Health, Hardware and the Human Impact

AI may be the headline, but Apple’s focus on health is just as significant. Australia has just approved Apple Watch’s sleep apnea detection feature, a potentially life-saving tool that Joz says joins a long list of features on Apple Watch that have had dramatic impacts globally

“The amount of people that have reached out to us to let us know that literally it has saved their life, it’s amazing,” he said.

From heart rate alerts to sleep tracking and now hearing health via AirPods, Apple’s focus on wellbeing shows where AI and health tech can intersect in powerful ways.

“There’s nothing better than keeping your customers alive,” Joz added.
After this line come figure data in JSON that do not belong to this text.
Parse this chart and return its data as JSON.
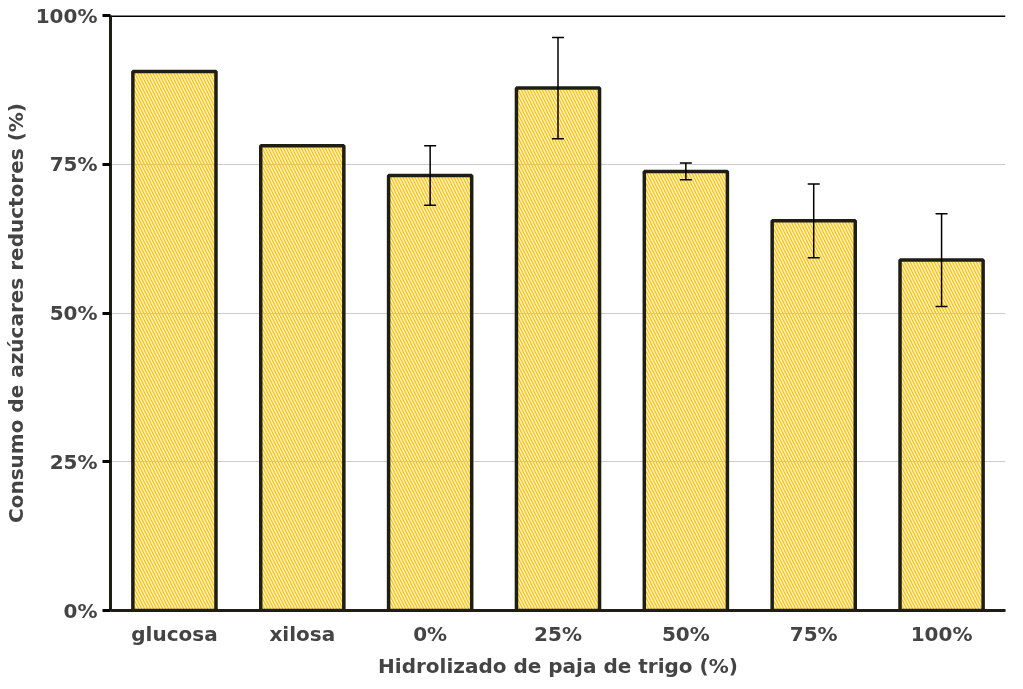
{
  "chart_data": {
    "type": "bar",
    "xlabel": "Hidrolizado de paja de trigo (%)",
    "ylabel": "Consumo de azúcares reductores (%)",
    "categories": [
      "glucosa",
      "xilosa",
      "0%",
      "25%",
      "50%",
      "75%",
      "100%"
    ],
    "values": [
      90.6,
      78.1,
      73.1,
      87.8,
      73.8,
      65.5,
      58.9
    ],
    "errors": [
      null,
      null,
      5.0,
      8.5,
      1.4,
      6.2,
      7.8
    ],
    "color": "#ffc000",
    "ylim": [
      0,
      100
    ],
    "yticks": [
      {
        "value": 0,
        "label": "0%"
      },
      {
        "value": 25,
        "label": "25%"
      },
      {
        "value": 50,
        "label": "50%"
      },
      {
        "value": 75,
        "label": "75%"
      },
      {
        "value": 100,
        "label": "100%"
      }
    ],
    "grid": "y"
  }
}
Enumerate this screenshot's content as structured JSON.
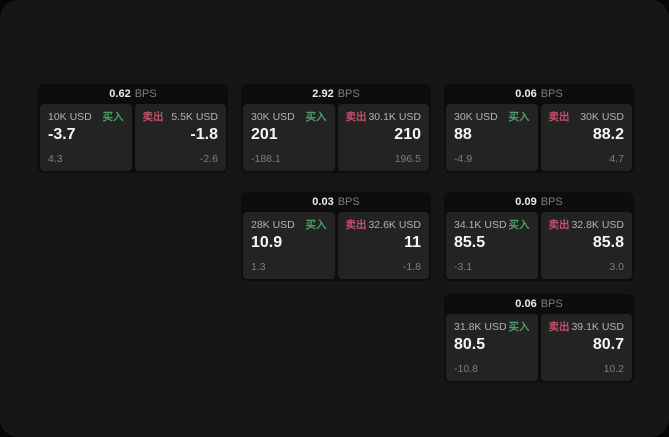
{
  "colors": {
    "buy": "#4c9f64",
    "sell": "#c1506a",
    "window_bg": "#161616",
    "card_bg": "#0d0d0d",
    "panel_bg": "#232323"
  },
  "labels": {
    "buy_side": "买入",
    "sell_side": "卖出",
    "bps_unit": "BPS"
  },
  "cards": [
    {
      "row": 1,
      "col": 1,
      "bps": "0.62",
      "buy": {
        "size": "10K USD",
        "value": "-3.7",
        "sub": "4.3"
      },
      "sell": {
        "size": "5.5K USD",
        "value": "-1.8",
        "sub": "-2.6"
      }
    },
    {
      "row": 1,
      "col": 2,
      "bps": "2.92",
      "buy": {
        "size": "30K USD",
        "value": "201",
        "sub": "-188.1"
      },
      "sell": {
        "size": "30.1K USD",
        "value": "210",
        "sub": "196.5"
      }
    },
    {
      "row": 1,
      "col": 3,
      "bps": "0.06",
      "buy": {
        "size": "30K USD",
        "value": "88",
        "sub": "-4.9"
      },
      "sell": {
        "size": "30K USD",
        "value": "88.2",
        "sub": "4.7"
      }
    },
    {
      "row": 2,
      "col": 2,
      "bps": "0.03",
      "buy": {
        "size": "28K USD",
        "value": "10.9",
        "sub": "1.3"
      },
      "sell": {
        "size": "32.6K USD",
        "value": "11",
        "sub": "-1.8"
      }
    },
    {
      "row": 2,
      "col": 3,
      "bps": "0.09",
      "buy": {
        "size": "34.1K USD",
        "value": "85.5",
        "sub": "-3.1"
      },
      "sell": {
        "size": "32.8K USD",
        "value": "85.8",
        "sub": "3.0"
      }
    },
    {
      "row": 3,
      "col": 3,
      "bps": "0.06",
      "buy": {
        "size": "31.8K USD",
        "value": "80.5",
        "sub": "-10.8"
      },
      "sell": {
        "size": "39.1K USD",
        "value": "80.7",
        "sub": "10.2"
      }
    }
  ]
}
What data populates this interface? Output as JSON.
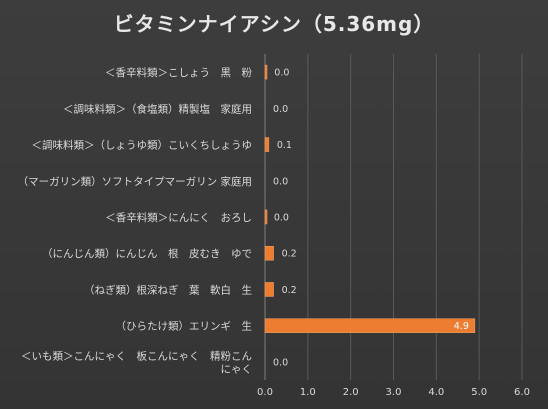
{
  "chart_data": {
    "type": "bar",
    "orientation": "horizontal",
    "title": "ビタミンナイアシン（5.36mg）",
    "categories": [
      "＜香辛料類＞こしょう　黒　粉",
      "＜調味料類＞（食塩類）精製塩　家庭用",
      "＜調味料類＞（しょうゆ類）こいくちしょうゆ",
      "（マーガリン類）ソフトタイプマーガリン 家庭用",
      "＜香辛料類＞にんにく　おろし",
      "（にんじん類）にんじん　根　皮むき　ゆで",
      "（ねぎ類）根深ねぎ　葉　軟白　生",
      "（ひらたけ類）エリンギ　生",
      "＜いも類＞こんにゃく　板こんにゃく　精粉こんにゃく"
    ],
    "category_lines": [
      [
        "＜香辛料類＞こしょう　黒　粉"
      ],
      [
        "＜調味料類＞（食塩類）精製塩　家庭用"
      ],
      [
        "＜調味料類＞（しょうゆ類）こいくちしょうゆ"
      ],
      [
        "（マーガリン類）ソフトタイプマーガリン 家庭用"
      ],
      [
        "＜香辛料類＞にんにく　おろし"
      ],
      [
        "（にんじん類）にんじん　根　皮むき　ゆで"
      ],
      [
        "（ねぎ類）根深ねぎ　葉　軟白　生"
      ],
      [
        "（ひらたけ類）エリンギ　生"
      ],
      [
        "＜いも類＞こんにゃく　板こんにゃく　精粉こん",
        "にゃく"
      ]
    ],
    "values": [
      0.03,
      0.0,
      0.09,
      0.0,
      0.02,
      0.2,
      0.2,
      4.9,
      0.0
    ],
    "value_labels": [
      "0.0",
      "0.0",
      "0.1",
      "0.0",
      "0.0",
      "0.2",
      "0.2",
      "4.9",
      "0.0"
    ],
    "xlim": [
      0,
      6
    ],
    "xticks": [
      "0.0",
      "1.0",
      "2.0",
      "3.0",
      "4.0",
      "5.0",
      "6.0"
    ],
    "grid": true,
    "colors": {
      "bar": "#ed7d31",
      "bar_edge": "#f4a46a",
      "grid": "#595959",
      "text": "#d9d9d9",
      "inside_label": "#ffffff"
    }
  }
}
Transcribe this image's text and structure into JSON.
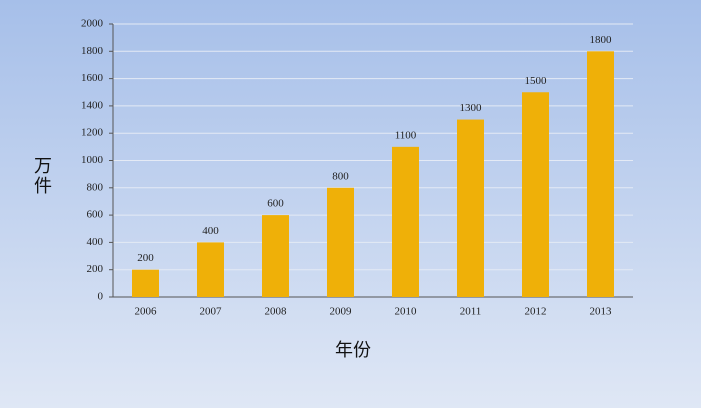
{
  "chart_data": {
    "type": "bar",
    "y_label": "万件",
    "x_label": "年份",
    "categories": [
      "2006",
      "2007",
      "2008",
      "2009",
      "2010",
      "2011",
      "2012",
      "2013"
    ],
    "values": [
      200,
      400,
      600,
      800,
      1100,
      1300,
      1500,
      1800
    ],
    "color": "#efb008",
    "ylim": [
      0,
      2000
    ],
    "yticks": [
      0,
      200,
      400,
      600,
      800,
      1000,
      1200,
      1400,
      1600,
      1800,
      2000
    ],
    "grid": true
  }
}
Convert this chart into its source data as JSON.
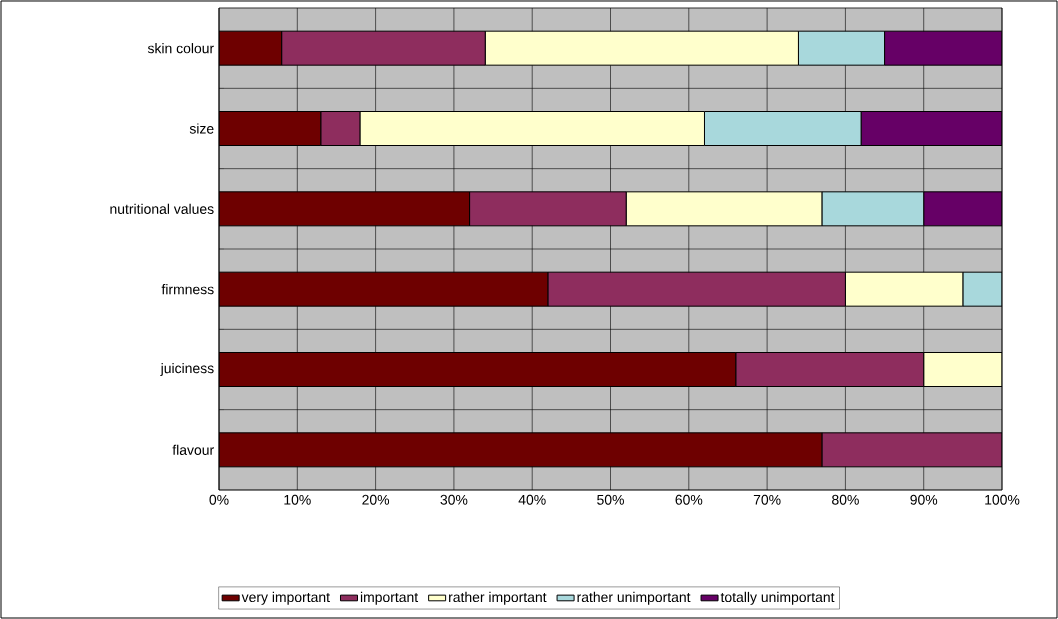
{
  "chart_data": {
    "type": "bar",
    "orientation": "horizontal",
    "stacked": true,
    "categories": [
      "skin colour",
      "size",
      "nutritional values",
      "firmness",
      "juiciness",
      "flavour"
    ],
    "series": [
      {
        "name": "very important",
        "color": "#6e0000",
        "values": [
          8,
          13,
          32,
          42,
          66,
          77
        ]
      },
      {
        "name": "important",
        "color": "#8e2d5e",
        "values": [
          26,
          5,
          20,
          38,
          24,
          23
        ]
      },
      {
        "name": "rather important",
        "color": "#ffffcc",
        "values": [
          40,
          44,
          25,
          15,
          10,
          0
        ]
      },
      {
        "name": "rather unimportant",
        "color": "#a8d8dc",
        "values": [
          11,
          20,
          13,
          5,
          0,
          0
        ]
      },
      {
        "name": "totally unimportant",
        "color": "#660066",
        "values": [
          15,
          18,
          10,
          0,
          0,
          0
        ]
      }
    ],
    "xlim": [
      0,
      100
    ],
    "xticks": [
      {
        "value": 0,
        "label": "0%"
      },
      {
        "value": 10,
        "label": "10%"
      },
      {
        "value": 20,
        "label": "20%"
      },
      {
        "value": 30,
        "label": "30%"
      },
      {
        "value": 40,
        "label": "40%"
      },
      {
        "value": 50,
        "label": "50%"
      },
      {
        "value": 60,
        "label": "60%"
      },
      {
        "value": 70,
        "label": "70%"
      },
      {
        "value": 80,
        "label": "80%"
      },
      {
        "value": 90,
        "label": "90%"
      },
      {
        "value": 100,
        "label": "100%"
      }
    ],
    "grid": true,
    "legend": "bottom"
  }
}
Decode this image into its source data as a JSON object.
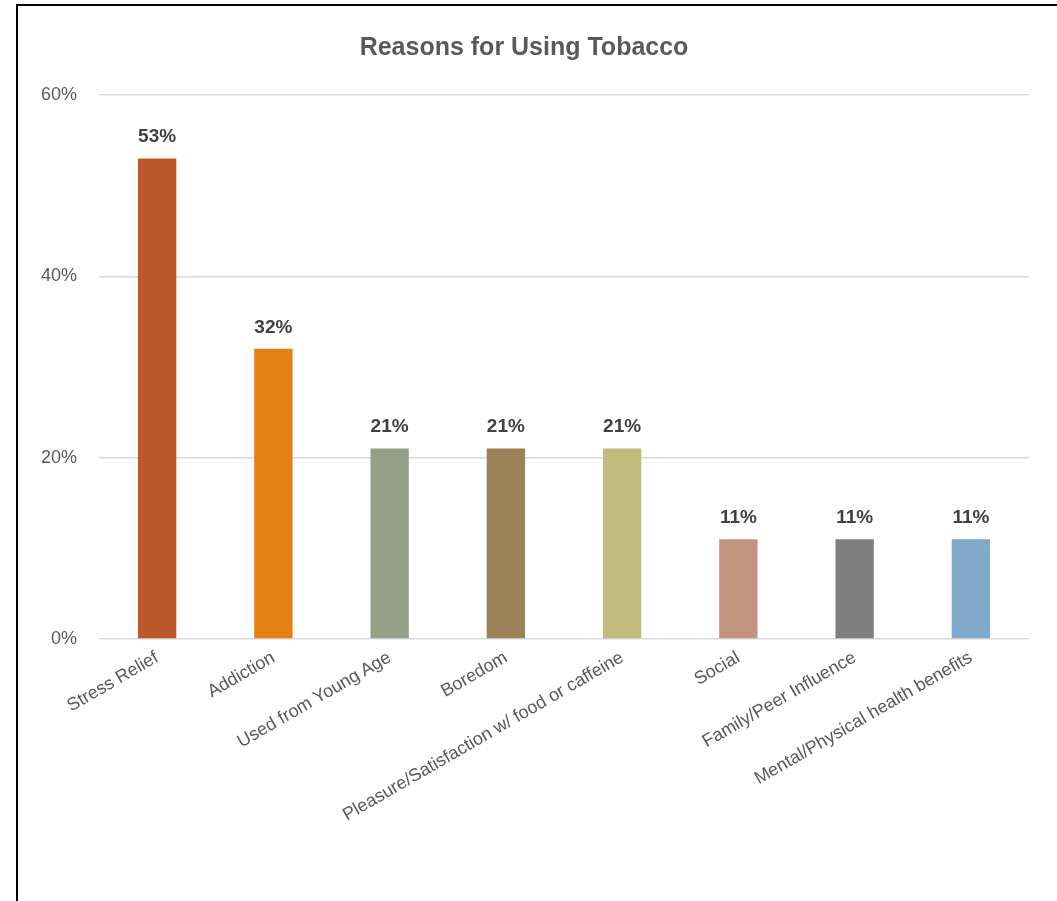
{
  "chart_data": {
    "type": "bar",
    "title": "Reasons for Using Tobacco",
    "categories": [
      "Stress Relief",
      "Addiction",
      "Used from Young Age",
      "Boredom",
      "Pleasure/Satisfaction w/ food or caffeine",
      "Social",
      "Family/Peer Influence",
      "Mental/Physical health benefits"
    ],
    "values": [
      53,
      32,
      21,
      21,
      21,
      11,
      11,
      11
    ],
    "colors": [
      "#be582c",
      "#e38213",
      "#95a086",
      "#9b8357",
      "#c2bb7e",
      "#c2937e",
      "#7f7f7f",
      "#7fa8c9"
    ],
    "value_labels": [
      "53%",
      "32%",
      "21%",
      "21%",
      "21%",
      "11%",
      "11%",
      "11%"
    ],
    "ylim": [
      0,
      60
    ],
    "yticks": [
      {
        "value": 0,
        "label": "0%"
      },
      {
        "value": 20,
        "label": "20%"
      },
      {
        "value": 40,
        "label": "40%"
      },
      {
        "value": 60,
        "label": "60%"
      }
    ],
    "grid": "y",
    "legend": false
  }
}
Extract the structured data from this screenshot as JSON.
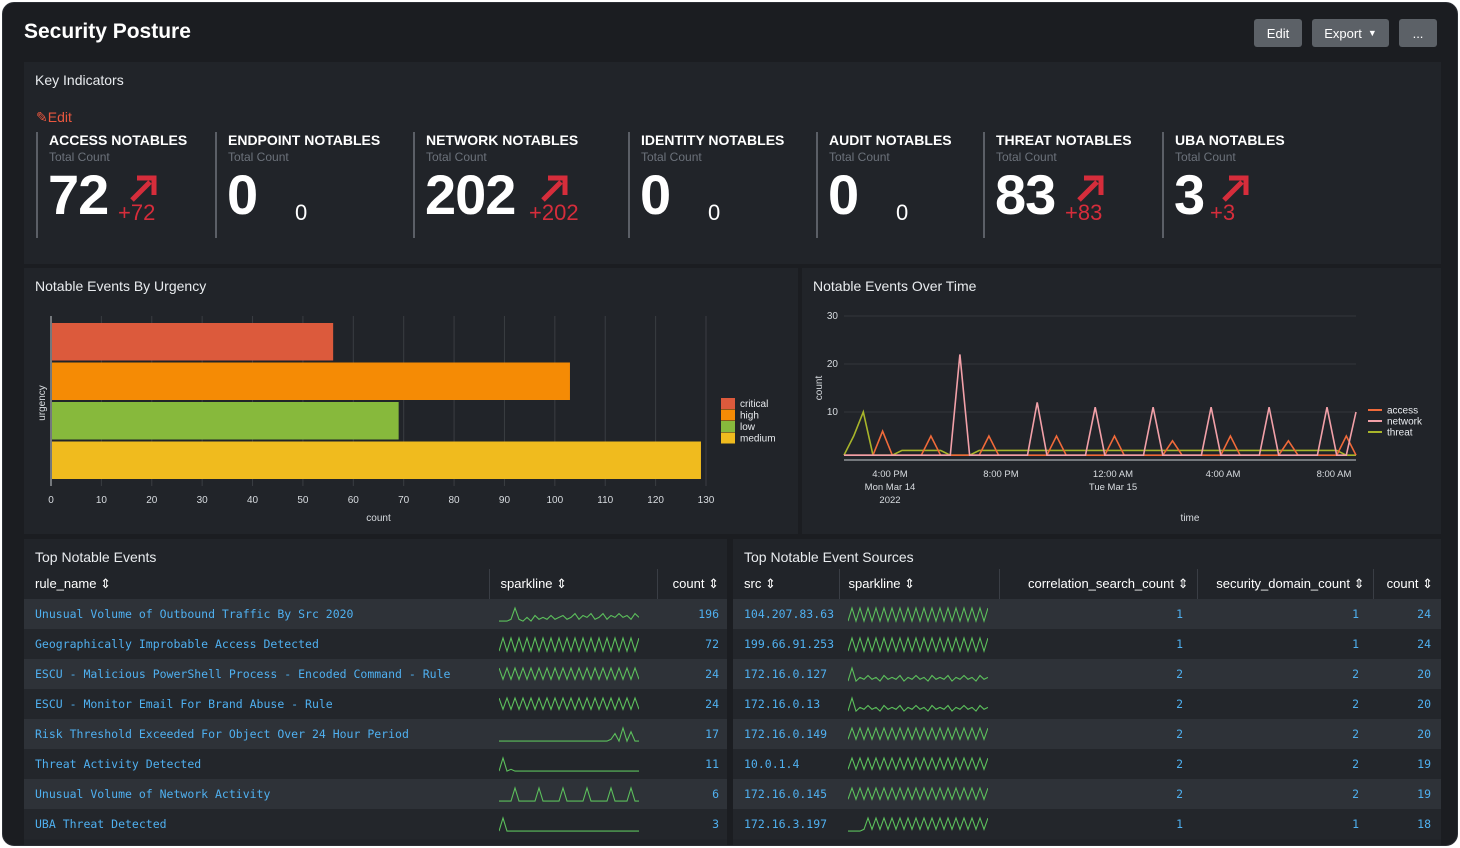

Final Thoughts: Apple’s Quiet Revolution

Apple isn’t chasing the AI crown. It’s not trying to out-chatbot ChatGPT. What it’s doing is building a future where intelligence is expected, not explained. Where features get better, not busier. And where the devices you already own get more helpful every day.

Yes, the Siri delay is a miss. But it’s also a signal of Apple’s north star: get it right, or don’t ship it.

Apple Intelligence is rolling out now for compatible devices, with more coming later this year in iOS 26. You’ll need an iPhone 15 Pro or newer, or a Mac/iPad with an M-series chip. You’ll also need to enable Apple Intelligence in Settings.

But once it’s on, you might just find your iPhone gets a little more helpful, without making a big fuss about it.